Aunque las grasas trans se encuentran naturalmente en cierto alimentos, la mayor fuente de dietaria de las grasas trans es el aceite parcialmente hidrogenado.
Ejemplos de alimentos que contienen grasas trans son las galletas, "muffins", papitas de bolsa y margarina sólida.
Cuando los consumidores empezaron a demandar comidas libres de grasas saturadas, las compañías de alimentos comenzaron a desarrollar sus productos con aceites vegetales.
Para este fin se comenzó a hidrogenar (añadir hidrógeno) el aceite vegetal.

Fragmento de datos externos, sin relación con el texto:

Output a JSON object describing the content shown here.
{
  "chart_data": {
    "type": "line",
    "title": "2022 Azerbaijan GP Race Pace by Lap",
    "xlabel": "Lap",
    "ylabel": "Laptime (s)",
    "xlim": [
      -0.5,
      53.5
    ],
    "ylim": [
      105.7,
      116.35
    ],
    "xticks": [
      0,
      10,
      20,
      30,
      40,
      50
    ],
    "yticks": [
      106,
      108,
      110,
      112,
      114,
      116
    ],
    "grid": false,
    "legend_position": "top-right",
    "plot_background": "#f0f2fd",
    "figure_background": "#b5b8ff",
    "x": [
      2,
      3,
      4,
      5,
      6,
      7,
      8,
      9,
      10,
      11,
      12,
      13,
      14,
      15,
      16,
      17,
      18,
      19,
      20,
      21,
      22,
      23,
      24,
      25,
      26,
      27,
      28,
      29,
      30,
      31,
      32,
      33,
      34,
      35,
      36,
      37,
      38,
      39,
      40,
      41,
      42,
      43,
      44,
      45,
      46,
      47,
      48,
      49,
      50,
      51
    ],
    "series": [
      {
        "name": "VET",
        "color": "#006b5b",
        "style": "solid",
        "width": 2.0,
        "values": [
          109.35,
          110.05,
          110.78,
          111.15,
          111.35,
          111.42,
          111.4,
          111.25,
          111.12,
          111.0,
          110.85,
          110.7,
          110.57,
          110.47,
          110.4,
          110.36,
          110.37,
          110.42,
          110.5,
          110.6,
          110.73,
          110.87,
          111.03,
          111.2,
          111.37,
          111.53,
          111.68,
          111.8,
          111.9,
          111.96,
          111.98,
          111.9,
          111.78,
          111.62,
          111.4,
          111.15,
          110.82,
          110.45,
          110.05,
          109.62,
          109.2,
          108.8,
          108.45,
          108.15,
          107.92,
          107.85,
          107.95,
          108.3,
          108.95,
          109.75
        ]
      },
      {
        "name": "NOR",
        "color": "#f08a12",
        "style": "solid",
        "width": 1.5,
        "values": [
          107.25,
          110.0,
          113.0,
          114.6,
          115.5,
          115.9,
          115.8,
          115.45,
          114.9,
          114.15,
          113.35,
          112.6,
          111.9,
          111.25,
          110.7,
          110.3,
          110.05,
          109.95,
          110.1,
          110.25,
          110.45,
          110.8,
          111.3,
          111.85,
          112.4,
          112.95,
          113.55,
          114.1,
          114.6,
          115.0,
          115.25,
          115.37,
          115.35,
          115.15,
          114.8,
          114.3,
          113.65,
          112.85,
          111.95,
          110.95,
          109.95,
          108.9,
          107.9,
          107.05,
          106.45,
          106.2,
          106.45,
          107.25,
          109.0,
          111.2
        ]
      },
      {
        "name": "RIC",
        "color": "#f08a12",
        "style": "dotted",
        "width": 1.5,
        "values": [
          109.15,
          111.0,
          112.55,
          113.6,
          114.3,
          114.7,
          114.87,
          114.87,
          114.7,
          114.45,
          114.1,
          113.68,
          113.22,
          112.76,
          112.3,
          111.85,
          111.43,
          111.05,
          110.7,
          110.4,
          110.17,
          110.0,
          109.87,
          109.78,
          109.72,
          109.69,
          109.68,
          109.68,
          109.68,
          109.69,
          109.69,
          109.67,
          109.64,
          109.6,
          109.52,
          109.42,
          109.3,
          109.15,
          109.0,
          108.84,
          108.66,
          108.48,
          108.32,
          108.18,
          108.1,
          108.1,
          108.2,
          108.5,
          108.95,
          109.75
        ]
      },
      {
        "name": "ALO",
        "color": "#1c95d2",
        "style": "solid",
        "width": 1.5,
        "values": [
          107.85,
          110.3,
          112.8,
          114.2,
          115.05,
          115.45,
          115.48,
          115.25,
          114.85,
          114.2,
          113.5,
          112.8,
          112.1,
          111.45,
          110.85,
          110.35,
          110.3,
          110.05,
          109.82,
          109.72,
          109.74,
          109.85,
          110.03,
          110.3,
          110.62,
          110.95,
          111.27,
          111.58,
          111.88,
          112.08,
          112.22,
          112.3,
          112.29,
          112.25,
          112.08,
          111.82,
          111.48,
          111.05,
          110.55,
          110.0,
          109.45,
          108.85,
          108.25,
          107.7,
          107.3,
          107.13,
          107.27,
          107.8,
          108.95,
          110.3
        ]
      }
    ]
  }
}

Los aceites vegetales se derriten a temperatura ambiente, pero al hidrogenizarlos se logra que mantengan consistencia sólida, de esta manera podrían remplazar la grasa saturada sin afectar la consistencia y calidad del producto alterado, además prolonga el tiempo de vida y la estabilidad del sabor.
Desafortunadamente se ha encontrado que las grasas trans tienen igual efecto en el cuerpo que las grasas saturadas (aumentan el LDL o colesterol malo aumentando el riesgo de enfermedades del corazón), por esto es importante limitar el consumo de grasas trans.
Debes recordar que los aceites vegetales en su forma original no contienen grasas saturadas, trans, ni colesterol.
Seleccionando cuidadosamente los alimentos, podemos minimizar el consumo de grasas trans.
Actualmente, hay muchos productos en el mercado libres de grasas trans. De todas maneras, es importante que verifiques el contenido total de grasas saturadas, calorías y azúcar en la etiqueta nutricional y así te asegurarás de que estés consumiendo el producto indicado de acuerdo con tus condiciones de salud.